Ein Brunnen als Attraktion

„Die Stadt sollte einen Brunnen errichten, als Attraktion für Mühldorf“, brachte Adolf Spirkl (UM) als Vorschlag ein. Worauf Hetzl verdeutlichte. „Es gibt hier keinen wirklichen Brunnen, die eigentliche Wasserquelle liegt in einem Treppenhaus.“ Die Umleitung zu einem Getränkemarkt sei eigentlich nicht das Schlechteste. Darauf stieg auch die Stadtbaumeisterin ein: „Man könnte das Wasser in oder vor dem Markt kostenlos holen.“ Es sei allerdings fraglich, ob der Getränkemarkt da mitmache. Außerdem sei das Landratsamt froh über jeden Arteserbrunnen, der geschlossen werde. Denn so würde dieses Tiefenwasser bewahrt bleiben.

Eines sei klar, stellte Weichselgartner auf Nachfrage von Rudi Salfer (CSU) fest: „Wir können die Zustimmung zum Bauantrag nicht vom Zutritt zum Wasser abhängig machen.“ Und Hetzl erinnerte: „Das Wasser ist auch gar nicht unser Thema, unser Thema ist der Spielplatz.“

In Sachen Spielplatzverlegung pocht die Stadtverwaltung auf eine im Jahr 2019 vereinbarte „Leitplanke“ für die Bebauung des Unertl-Geländes. Weichselgartner: „Diese wurden von der Stadt mit dem Landesamt für Denkmalpflege und dem Landratsamt erarbeitet, dem Eigentümer und Investor mitgeteilt.“ Erst danach wurde der Bauantrag eingereicht und vom Landratsamt im Februar 2021 genehmigt. Eine der Leitplanken besagt, dass ein Grünzug zur Straße Am Stadtwall zwingend sei, um den Grüngürtel um die Altstadt zu stärken.
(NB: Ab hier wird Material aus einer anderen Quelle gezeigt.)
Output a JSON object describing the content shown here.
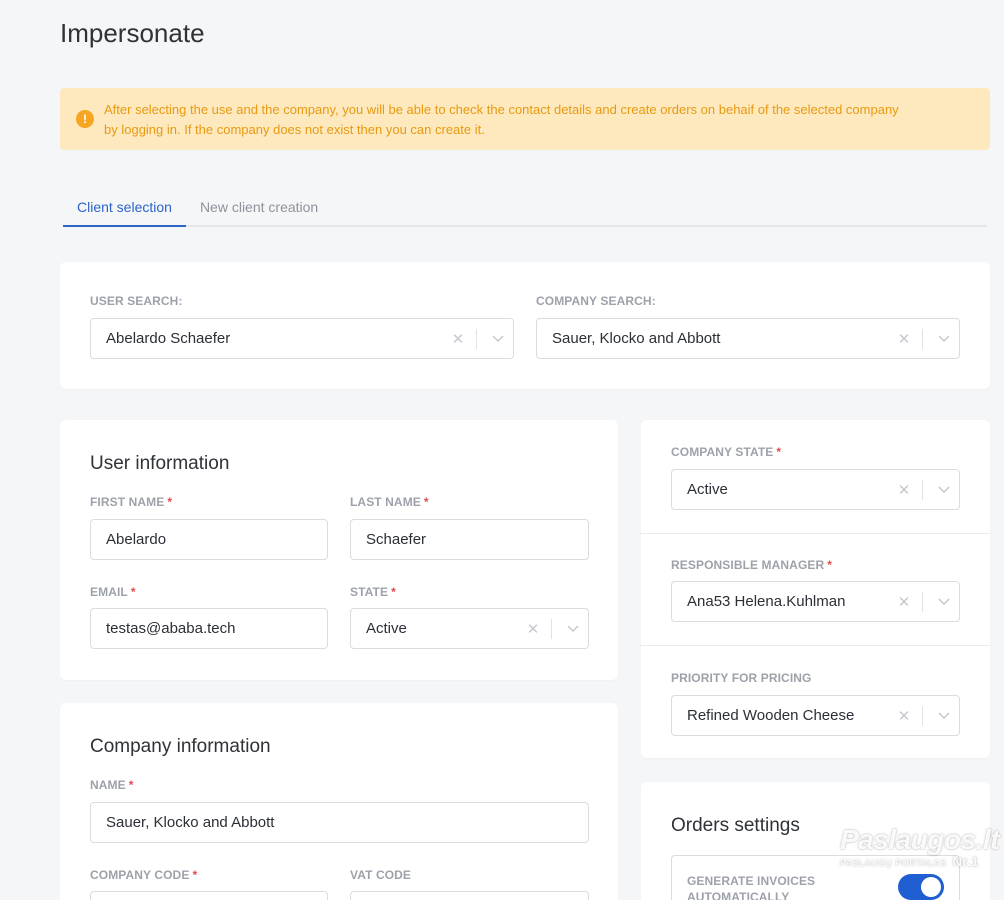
{
  "page": {
    "title": "Impersonate"
  },
  "alert": {
    "icon": "exclamation-icon",
    "line1": "After selecting the use and the company, you will be able to check the contact details and create orders on behaif of the selected company",
    "line2": "by logging in. If the company does not exist then you can create it."
  },
  "tabs": [
    {
      "label": "Client selection",
      "active": true
    },
    {
      "label": "New client creation",
      "active": false
    }
  ],
  "search": {
    "user_label": "USER SEARCH:",
    "user_value": "Abelardo Schaefer",
    "company_label": "COMPANY SEARCH:",
    "company_value": "Sauer, Klocko and Abbott"
  },
  "user_info": {
    "title": "User information",
    "first_name_label": "FIRST NAME",
    "first_name_value": "Abelardo",
    "last_name_label": "LAST NAME",
    "last_name_value": "Schaefer",
    "email_label": "EMAIL",
    "email_value": "testas@ababa.tech",
    "state_label": "STATE",
    "state_value": "Active",
    "required_mark": "*"
  },
  "company_info": {
    "title": "Company information",
    "name_label": "NAME",
    "name_value": "Sauer, Klocko and Abbott",
    "code_label": "COMPANY CODE",
    "vat_label": "VAT CODE"
  },
  "company_settings": {
    "state_label": "COMPANY STATE",
    "state_value": "Active",
    "manager_label": "RESPONSIBLE MANAGER",
    "manager_value": "Ana53 Helena.Kuhlman",
    "pricing_label": "PRIORITY FOR PRICING",
    "pricing_value": "Refined Wooden Cheese"
  },
  "orders": {
    "title": "Orders settings",
    "invoices_label_line1": "GENERATE INVOICES",
    "invoices_label_line2": "AUTOMATICALLY",
    "invoices_enabled": true
  },
  "watermark": {
    "main": "Paslaugos.lt",
    "sub": "PASLAUGŲ PORTALAS",
    "nr": "Nr.1"
  },
  "colors": {
    "accent": "#2c64c8",
    "alert_bg": "#fde9bd",
    "alert_text": "#e89a12",
    "required": "#e24b4b",
    "toggle_on": "#1f5fd1"
  }
}
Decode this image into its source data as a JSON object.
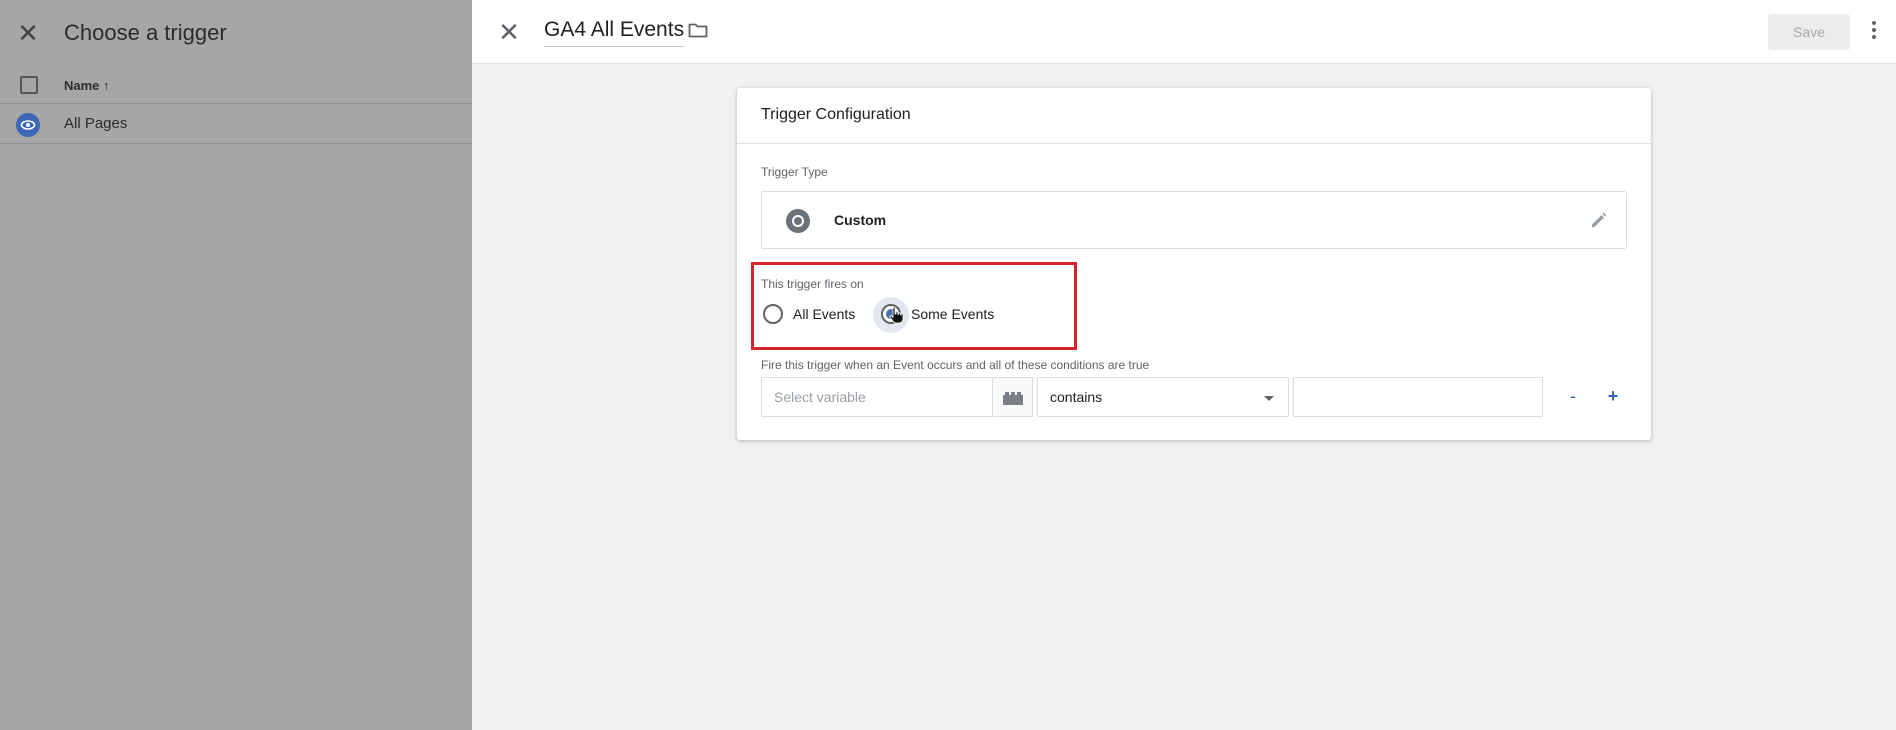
{
  "left_panel": {
    "title": "Choose a trigger",
    "column_header": "Name",
    "sort_icon": "arrow-up-icon",
    "rows": [
      {
        "label": "All Pages",
        "icon": "eye-icon"
      }
    ]
  },
  "right_panel": {
    "tag_name": "GA4 All Events",
    "save_label": "Save",
    "card": {
      "title": "Trigger Configuration",
      "trigger_type_label": "Trigger Type",
      "trigger_type_name": "Custom",
      "fires_on_label": "This trigger fires on",
      "option_all": "All Events",
      "option_some": "Some Events",
      "selected_option": "Some Events",
      "conditions_label": "Fire this trigger when an Event occurs and all of these conditions are true",
      "variable_placeholder": "Select variable",
      "operator_value": "contains",
      "condition_value": "",
      "remove_label": "-",
      "add_label": "+"
    }
  },
  "colors": {
    "accent": "#3b67b6",
    "highlight_border": "#d5232f",
    "overlay": "#a6a6a6"
  }
}
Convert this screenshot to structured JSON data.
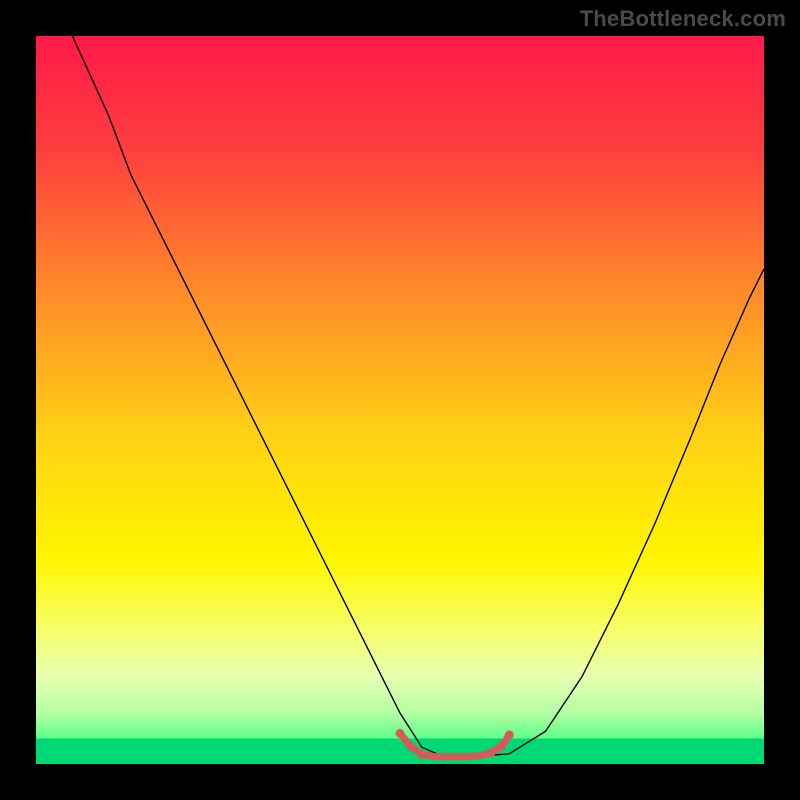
{
  "watermark": "TheBottleneck.com",
  "chart_data": {
    "type": "line",
    "title": "",
    "xlabel": "",
    "ylabel": "",
    "xlim": [
      0,
      100
    ],
    "ylim": [
      0,
      100
    ],
    "grid": false,
    "legend": false,
    "background_gradient": {
      "stops": [
        {
          "offset": 0.0,
          "color": "#ff1a49"
        },
        {
          "offset": 0.15,
          "color": "#ff3c3f"
        },
        {
          "offset": 0.35,
          "color": "#ff8a2a"
        },
        {
          "offset": 0.55,
          "color": "#ffd214"
        },
        {
          "offset": 0.72,
          "color": "#fff600"
        },
        {
          "offset": 0.82,
          "color": "#f6ff6e"
        },
        {
          "offset": 0.88,
          "color": "#e7ffb0"
        },
        {
          "offset": 0.93,
          "color": "#b4ffa4"
        },
        {
          "offset": 0.965,
          "color": "#5dff89"
        },
        {
          "offset": 1.0,
          "color": "#00e276"
        }
      ]
    },
    "baseline_band": {
      "y_from": 96.5,
      "y_to": 100,
      "color": "#00d873"
    },
    "series": [
      {
        "name": "main-curve",
        "color": "#000000",
        "width": 1.4,
        "x": [
          5,
          10,
          13,
          17,
          22,
          28,
          34,
          40,
          46,
          50,
          53,
          56,
          60,
          65,
          70,
          75,
          80,
          85,
          90,
          94,
          98,
          100
        ],
        "y": [
          100,
          89,
          81,
          73,
          63,
          51,
          39,
          27,
          15,
          7,
          2.3,
          1.0,
          1.0,
          1.4,
          4.5,
          12,
          22,
          33,
          45,
          55,
          64,
          68
        ]
      },
      {
        "name": "valley-highlight",
        "color": "#d65a57",
        "width": 7,
        "linecap": "round",
        "x": [
          50,
          51.5,
          53,
          55,
          57,
          59,
          61,
          62.5,
          64,
          65
        ],
        "y": [
          4.2,
          2.4,
          1.3,
          1.0,
          1.0,
          1.0,
          1.15,
          1.55,
          2.5,
          4.0
        ]
      }
    ],
    "valley_dots": {
      "color": "#d65a57",
      "r": 4.5,
      "points": [
        {
          "x": 50,
          "y": 4.2
        },
        {
          "x": 51.5,
          "y": 2.4
        },
        {
          "x": 53,
          "y": 1.3
        },
        {
          "x": 62.5,
          "y": 1.55
        },
        {
          "x": 64,
          "y": 2.5
        },
        {
          "x": 65,
          "y": 4.0
        }
      ]
    }
  }
}
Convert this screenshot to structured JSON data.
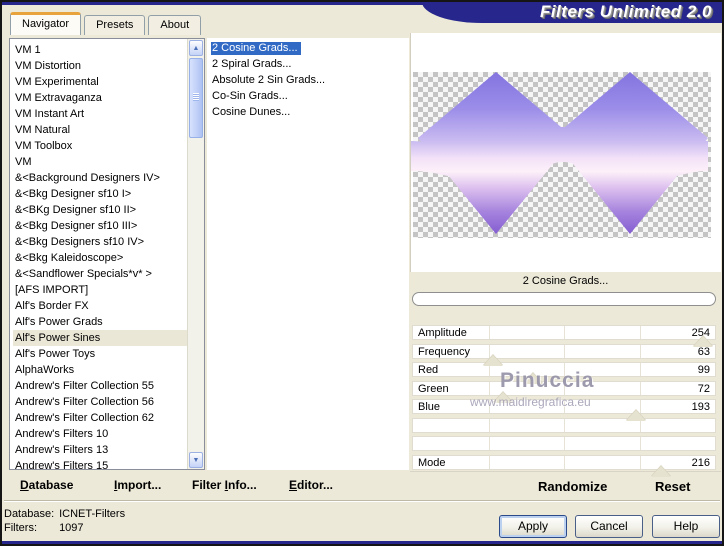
{
  "window": {
    "title": "Filters Unlimited 2.0"
  },
  "colors": {
    "banner": "#26268c",
    "background": "#ece9d8",
    "selection": "#316ac5",
    "tab_accent": "#e8a33d",
    "thumb": "#e6e2d0"
  },
  "icons": {
    "scroll_up_icon": "▲",
    "scroll_down_icon": "▼"
  },
  "tabs": [
    {
      "label": "Navigator",
      "active": true
    },
    {
      "label": "Presets",
      "active": false
    },
    {
      "label": "About",
      "active": false
    }
  ],
  "category_list": {
    "selected": "Alf's Power Sines",
    "items": [
      "VM 1",
      "VM Distortion",
      "VM Experimental",
      "VM Extravaganza",
      "VM Instant Art",
      "VM Natural",
      "VM Toolbox",
      "VM",
      "&<Background Designers IV>",
      "&<Bkg Designer sf10 I>",
      "&<BKg Designer sf10 II>",
      "&<Bkg Designer sf10 III>",
      "&<Bkg Designers sf10 IV>",
      "&<Bkg Kaleidoscope>",
      "&<Sandflower Specials*v* >",
      "[AFS IMPORT]",
      "Alf's Border FX",
      "Alf's Power Grads",
      "Alf's Power Sines",
      "Alf's Power Toys",
      "AlphaWorks",
      "Andrew's Filter Collection 55",
      "Andrew's Filter Collection 56",
      "Andrew's Filter Collection 62",
      "Andrew's Filters 10",
      "Andrew's Filters 13",
      "Andrew's Filters 15"
    ]
  },
  "filter_list": {
    "selected": "2 Cosine Grads...",
    "items": [
      "2 Cosine Grads...",
      "2 Spiral Grads...",
      "Absolute 2 Sin Grads...",
      "Co-Sin Grads...",
      "Cosine Dunes..."
    ]
  },
  "preview": {
    "caption": "2 Cosine Grads...",
    "progress_percent": 0,
    "watermark_line1": "Pinuccia",
    "watermark_line2": "www.maidiregrafica.eu"
  },
  "sliders": {
    "max": 255,
    "rows": [
      {
        "label": "Amplitude",
        "value": 254
      },
      {
        "label": "Frequency",
        "value": 63
      },
      {
        "label": "Red",
        "value": 99
      },
      {
        "label": "Green",
        "value": 72
      },
      {
        "label": "Blue",
        "value": 193
      },
      {
        "label": "",
        "value": null
      },
      {
        "label": "",
        "value": null
      },
      {
        "label": "Mode",
        "value": 216
      }
    ]
  },
  "panel_buttons": {
    "randomize": "Randomize",
    "reset": "Reset"
  },
  "toolbar": {
    "items": [
      {
        "label": "Database",
        "underline_index": 0
      },
      {
        "label": "Import...",
        "underline_index": 0
      },
      {
        "label": "Filter Info...",
        "underline_index": 7
      },
      {
        "label": "Editor...",
        "underline_index": 0
      }
    ]
  },
  "status": {
    "database_label": "Database:",
    "database_value": "ICNET-Filters",
    "filters_label": "Filters:",
    "filters_value": "1097"
  },
  "dialog_buttons": {
    "apply": "Apply",
    "cancel": "Cancel",
    "help": "Help"
  }
}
Spielplatz darf nicht verlegt werden

Für die Stadtverwaltung folgt daraus: „Die Stelle des weggefallenen Wasserhauses ist von Bebauung freizuhalten und zu begrünen.“ Ein Spielplatz mit einem Boden aus Riesel und Sand sowie Büschen zur Straße hin reiche dafür nicht aus. Begründet wird die ablehnende Haltung gegen die Neuplanung auch mit dem Hinweis, dass mehr Sonne für einen Spielplatz eher negativ sei, weil sich die Spielgeräte wie Rutschen zu sehr aufheizten und man nachträglich wieder für Beschattung sorgen müsste. Und zudem der bisher geplante Standort weiter vom stark befahrenen Stadtwall entfernt sei.

Weil er dem Bebauungsplan und den Leitplanken widerspricht, so Weichselgartner, sollte dem neuen Plan für die Freiflächen nicht zugestimmt werden. Diesem Beschlussvorschlag folgte das Gremium und lehnte den Tekturantrag einstimmig ab.